In March, two US investment firms agreed to pay penalties in a case brought by the US Securities and Exchange Commission.
According to the SEC’s statement
Toronto-based Delphia promised its AI could “predict which companies and trends are about to make it big and invest in them before everyone else.” The SEC said the firm did not in fact have such technology.
The SEC also accused San Francisco-based Global Predictions of making false and misleading claims in 2023 that it has the “first regulated AI financial advisor” and could provide “expert AI-driven forecasts.”
Neither firm admitted or denied the SEC’s findings. Delphia will pay a fine of US$225,000 while Global Predictions will pay US$175,000.
SEC Chair Gary Gensler said the agency had “seen time and again that when new technologies come along, they can create buzz from investors as well as false claims by those purporting to use those new technologies.”
GenAi Fund’s Tan says that AI washing hasn’t yet become a major issue in Southeast Asia.

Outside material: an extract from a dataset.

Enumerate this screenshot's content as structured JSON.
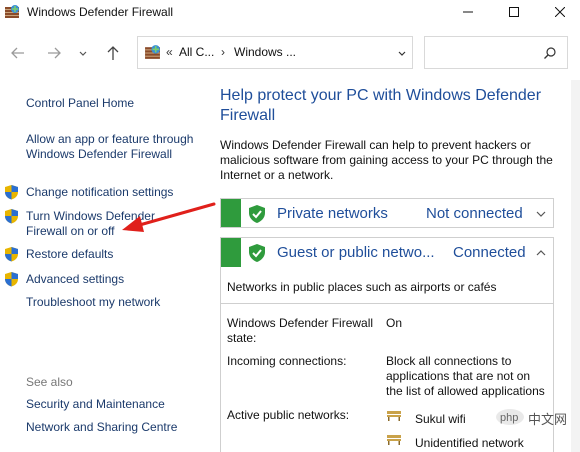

“I have seen cases, but it went away pretty quickly because the investors were just too smart about it,” he shares, adding that investors in the region generally have had difficulty accurately pricing what the premium is for AI and what the associated risks are. Because of that, they move slower when evaluating new investments in the sector. They have also learned from watching the mistakes made by other AI companies in the US.
Tan also says that investors in Southeast Asia watch the speed at which a startup pivots to AI. A quick pivot can raise questions.
Lingering concerns
But the rise of AI washing, combined with a market perception that capital expenditures are outpacing any immediate hopes of revenues, has prompted a backlash from some investors.
In July, Wedbush analyst Dan Ives wrote that “heading into earnings season in mid-July, the Street needed to see validation data points from the tech world supporting this AI revolution thesis … and importantly show monetization and use cases are on the doorstep.”
That didn’t happen, and on August 5, the public markets experienced a huge fall, driven in part by concern that AI was in a bubble. Almost US$3 trillion in market value was erased from the industry in under a month, although it has since recovered somewhat.
Despite the recovery, market analysts expect that funding for projects, especially those with AI, will become tougher.
Dhakshinamoorthy says the market is just “getting real” and that founders need to get back to fundamentals.
“We are on the journey to irrelevance all the time as companies,” he points out. “That means pivoting is an inevitable thing. If AI is what you’re going to do … you need to be a learner. A startup entrepreneur has to be a learning machine.”
Currency converted from Australian dollar and United Arab Emirates dirham to US dollar: US$1 = A$1.51; US$1 = 3.67 dirham.